Algo demasiado de prisa, anotó mentalmente Nastia.

– ¿Quién entonces?

– No fue Vica -pronunció recalcando cada sílaba Borís, mirándola a los ojos-. Quién fue en concreto, no tiene por qué interesarle.

– ¿Recuerda su prima el título del programa que la hizo llamarle?

– «Navegando a la deriva», en la cuarta cadena.

Nastia reflexionó. Había que requisar la casete, eso era evidente. La pausa podía deberse a dos causas: el comunicante oyó la señal, decidió no decir nada y se quedó callado sin colgar el teléfono, o bien alguien borró la grabación. En el primer caso, la pausa no aportaba novedad alguna para la investigación; en el segundo, le proporcionaba serios motivos para sospechar que Borís Kartashov había borrado el mensaje, y no se podía descartar que el mensaje en cuestión se lo hubiera dejado la propia Yeriómina o que estuviera relacionado con su muerte.
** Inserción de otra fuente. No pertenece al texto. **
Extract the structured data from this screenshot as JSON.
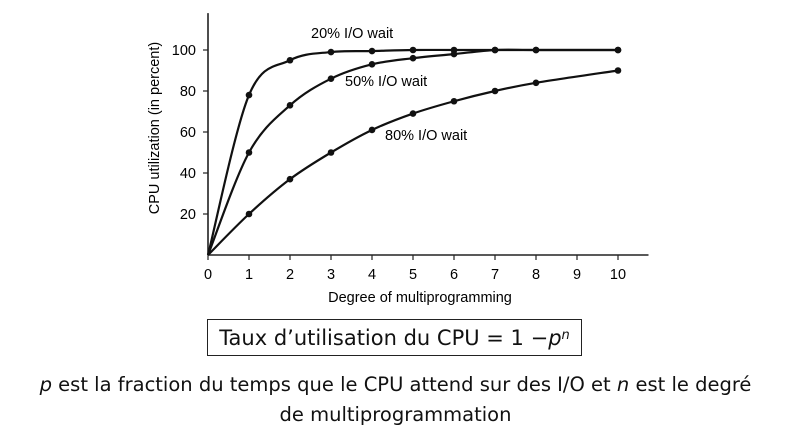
{
  "chart_data": {
    "type": "line",
    "xlabel": "Degree of multiprogramming",
    "ylabel": "CPU utilization (in percent)",
    "xlim": [
      0,
      10.5
    ],
    "ylim": [
      0,
      118
    ],
    "xticks": [
      "0",
      "1",
      "2",
      "3",
      "4",
      "5",
      "6",
      "7",
      "8",
      "9",
      "10"
    ],
    "yticks": [
      "20",
      "40",
      "60",
      "80",
      "100"
    ],
    "grid": false,
    "series": [
      {
        "name": "20% I/O wait",
        "x": [
          0,
          1,
          2,
          3,
          4,
          5,
          6,
          7,
          8,
          10
        ],
        "y": [
          0,
          78,
          95,
          99,
          99.5,
          100,
          100,
          100,
          100,
          100
        ]
      },
      {
        "name": "50% I/O wait",
        "x": [
          0,
          1,
          2,
          3,
          4,
          5,
          6,
          7,
          8,
          10
        ],
        "y": [
          0,
          50,
          73,
          86,
          93,
          96,
          98,
          100,
          100,
          100
        ]
      },
      {
        "name": "80% I/O wait",
        "x": [
          0,
          1,
          2,
          3,
          4,
          5,
          6,
          7,
          8,
          10
        ],
        "y": [
          0,
          20,
          37,
          50,
          61,
          69,
          75,
          80,
          84,
          90
        ]
      }
    ]
  },
  "formula": {
    "prefix": "Taux d’utilisation du CPU = 1 − ",
    "base": "p",
    "exponent": "n"
  },
  "caption": {
    "p_var": "p",
    "part1": " est la fraction du temps que le CPU attend sur des I/O et ",
    "n_var": "n",
    "part2": " est le degré",
    "line2": "de multiprogrammation"
  }
}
El Buñuelo le había advertido de que el asesinato de Vica podía tener que ver con los negocios de la mafia, la cual, como era bien sabido, contaba con los servicios de los mejores abogados, por lo que sería un error imperdonable llevarse la casete sin más, pues cualquiera podría acusar a la policía de haber borrado el mensaje para implicar a Kartashov. Tenía que cumplir con las formalidades y obtener el mandato judicial para incautarse de la prueba. Pero ¿cómo hacerlo? Si Borís le decía la verdad, cosa que Nastia dudaba mucho, podría volver a la mañana siguiente con el mandato y acompañada de testigos. ¿Y si estaba involucrado en el asesinato y la pausa de la cinta tenía algo que ver con esto? Cualquiera sabía, qué cinta y en qué estado iba a encontrar aquí al día siguiente. Y sin embargo, tenía que hacerse con ella, pues si la grabación hubiera sido borrada, en la cinta tampoco se oirían los ruidos de fondo, que habrían quedado grabados si alguien simplemente hubiese esperado en silencio, sin colgar el auricular. Eran los expertos a los que correspondía dar respuesta a la pregunta sobre la naturaleza de la incomprensible pausa. ¿Qué hacer?
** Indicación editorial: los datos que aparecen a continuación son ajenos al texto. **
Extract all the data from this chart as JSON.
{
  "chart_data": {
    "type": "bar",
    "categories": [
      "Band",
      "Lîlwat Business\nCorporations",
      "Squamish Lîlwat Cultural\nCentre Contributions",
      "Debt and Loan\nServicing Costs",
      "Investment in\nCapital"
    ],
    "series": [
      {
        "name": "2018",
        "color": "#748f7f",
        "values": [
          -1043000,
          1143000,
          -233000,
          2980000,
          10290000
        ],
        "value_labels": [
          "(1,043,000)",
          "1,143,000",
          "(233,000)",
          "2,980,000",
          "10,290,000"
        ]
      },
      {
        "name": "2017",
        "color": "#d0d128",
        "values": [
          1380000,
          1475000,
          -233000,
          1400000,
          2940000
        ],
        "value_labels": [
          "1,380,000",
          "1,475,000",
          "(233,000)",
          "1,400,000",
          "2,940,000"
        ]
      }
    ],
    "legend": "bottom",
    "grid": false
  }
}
Miró el reloj: la una y media. En su interior anidó la loca esperanza de que a esa hora Andrei Chernyshov pasase por casa para dar de comer a su perro. ¿Y si era cierto?
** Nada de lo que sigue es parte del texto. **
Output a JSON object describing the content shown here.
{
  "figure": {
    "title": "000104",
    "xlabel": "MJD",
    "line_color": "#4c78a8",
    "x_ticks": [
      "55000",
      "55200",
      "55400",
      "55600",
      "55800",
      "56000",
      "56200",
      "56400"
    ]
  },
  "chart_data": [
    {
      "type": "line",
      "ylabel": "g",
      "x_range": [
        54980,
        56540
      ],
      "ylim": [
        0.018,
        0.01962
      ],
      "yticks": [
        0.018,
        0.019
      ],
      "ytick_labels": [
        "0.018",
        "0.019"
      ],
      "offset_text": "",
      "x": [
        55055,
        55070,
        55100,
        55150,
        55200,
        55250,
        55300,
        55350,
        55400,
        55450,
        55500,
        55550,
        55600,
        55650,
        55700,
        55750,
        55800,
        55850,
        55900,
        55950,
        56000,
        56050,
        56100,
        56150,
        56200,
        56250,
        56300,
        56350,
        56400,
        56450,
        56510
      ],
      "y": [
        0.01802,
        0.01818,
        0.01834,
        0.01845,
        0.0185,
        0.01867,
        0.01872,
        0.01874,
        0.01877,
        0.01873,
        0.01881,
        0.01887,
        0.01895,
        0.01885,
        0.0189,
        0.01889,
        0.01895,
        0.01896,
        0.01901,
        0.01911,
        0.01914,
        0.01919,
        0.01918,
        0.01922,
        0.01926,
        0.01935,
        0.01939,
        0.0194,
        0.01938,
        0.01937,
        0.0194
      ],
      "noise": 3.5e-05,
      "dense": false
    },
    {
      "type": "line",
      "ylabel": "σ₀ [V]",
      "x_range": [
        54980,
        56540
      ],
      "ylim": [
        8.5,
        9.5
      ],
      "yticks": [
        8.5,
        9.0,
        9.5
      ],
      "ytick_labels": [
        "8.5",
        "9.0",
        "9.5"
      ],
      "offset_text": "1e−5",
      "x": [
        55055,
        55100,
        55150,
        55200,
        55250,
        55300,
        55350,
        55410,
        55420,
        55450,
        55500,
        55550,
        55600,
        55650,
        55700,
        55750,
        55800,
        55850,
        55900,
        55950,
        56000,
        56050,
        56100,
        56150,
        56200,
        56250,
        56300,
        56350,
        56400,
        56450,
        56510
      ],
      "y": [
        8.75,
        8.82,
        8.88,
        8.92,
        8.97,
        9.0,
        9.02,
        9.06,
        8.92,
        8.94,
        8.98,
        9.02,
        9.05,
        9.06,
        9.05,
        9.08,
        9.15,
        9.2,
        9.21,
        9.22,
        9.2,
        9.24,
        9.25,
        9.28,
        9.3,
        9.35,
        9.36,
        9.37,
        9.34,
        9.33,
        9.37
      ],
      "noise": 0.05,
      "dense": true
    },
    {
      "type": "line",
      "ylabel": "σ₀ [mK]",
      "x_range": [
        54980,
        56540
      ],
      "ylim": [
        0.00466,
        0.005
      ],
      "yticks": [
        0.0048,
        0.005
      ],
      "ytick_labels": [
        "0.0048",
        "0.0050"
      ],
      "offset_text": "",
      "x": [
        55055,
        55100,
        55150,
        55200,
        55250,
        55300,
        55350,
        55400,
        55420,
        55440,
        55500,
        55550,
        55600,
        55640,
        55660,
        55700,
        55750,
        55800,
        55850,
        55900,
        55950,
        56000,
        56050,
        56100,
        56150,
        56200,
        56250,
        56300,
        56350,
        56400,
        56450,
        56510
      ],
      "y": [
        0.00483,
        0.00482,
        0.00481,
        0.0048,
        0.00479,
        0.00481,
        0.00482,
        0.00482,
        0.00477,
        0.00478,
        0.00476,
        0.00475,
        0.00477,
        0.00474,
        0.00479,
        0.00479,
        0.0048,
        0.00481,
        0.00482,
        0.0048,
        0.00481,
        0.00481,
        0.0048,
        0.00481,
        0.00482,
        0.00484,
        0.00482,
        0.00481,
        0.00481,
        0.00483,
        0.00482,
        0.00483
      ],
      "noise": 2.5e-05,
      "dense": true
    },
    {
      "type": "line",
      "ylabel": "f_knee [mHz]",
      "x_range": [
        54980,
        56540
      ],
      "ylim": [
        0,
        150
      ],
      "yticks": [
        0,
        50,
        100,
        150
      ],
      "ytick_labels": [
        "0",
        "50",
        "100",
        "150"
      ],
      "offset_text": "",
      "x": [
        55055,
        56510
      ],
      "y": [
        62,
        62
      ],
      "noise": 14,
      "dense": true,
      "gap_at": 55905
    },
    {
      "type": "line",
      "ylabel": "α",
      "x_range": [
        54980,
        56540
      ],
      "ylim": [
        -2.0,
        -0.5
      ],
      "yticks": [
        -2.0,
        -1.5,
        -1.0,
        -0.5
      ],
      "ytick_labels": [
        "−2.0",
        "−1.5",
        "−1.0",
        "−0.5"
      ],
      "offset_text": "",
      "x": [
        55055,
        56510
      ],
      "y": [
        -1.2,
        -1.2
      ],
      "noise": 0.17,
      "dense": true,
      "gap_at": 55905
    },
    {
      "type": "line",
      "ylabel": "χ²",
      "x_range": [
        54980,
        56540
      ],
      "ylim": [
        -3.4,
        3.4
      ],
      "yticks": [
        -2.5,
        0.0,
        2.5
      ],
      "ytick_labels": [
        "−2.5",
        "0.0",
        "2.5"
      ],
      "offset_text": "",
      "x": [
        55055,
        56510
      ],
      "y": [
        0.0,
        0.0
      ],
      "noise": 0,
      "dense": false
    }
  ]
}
Nastia tuvo suerte. El hijo de siete años de Andrei le informó puntillosamente de que papá le había prometido venir a la una para dar de comer a Kiril y sacarlo a pasear. Era la una y pico, de modo que papá estaba al llegar porque, si hubiese decidido no ir a casa, habría llamado para explicarle qué bolsas y qué tarros contenían la comida del mediodía del perro. Nastia dejó al chaval el número de Kartashov y le pidió que le dijera a papá que la llamara en cuanto llegase.

– Hábleme de aquel amigo suyo que le recomendó al médico -requirió Nastia.

– La verdad es que le conozco poco. Nos encontramos en una fiesta, fue él quien entabló la conversación, me contó que se dedicaba a negocios editoriales aunque en su día había estudiado medicina, por lo que tenía muchos amigos médicos, y me dijo que si un día me viera afectado por algún problema de salud, me echaría una mano encantado. Me dio su tarjeta. Ésa fue toda nuestra amistad.

– Necesito sus datos. ¿Conserva su tarjeta?

Mientras Borís rebuscaba entre las hojas de su agenda, Nastia volvió a mirar el dibujo de las cinco rayas, rojas como la sangre.

– Dígame una cosa, Borís, ¿por qué ha dibujado la clave de sol con el color verde manzana?

– Vica así la había soñado. A mí también me extrañó pero ella insistió mucho, dijo que en todos los sueños la clave de sol aparecía de color verde claro, siempre. ¡Aquí está, ya la tengo!

Tendió a Nastia la tarjeta de Valentín Petróvich Kosar en la que figuraban los números de teléfono de su casa y de su consulta.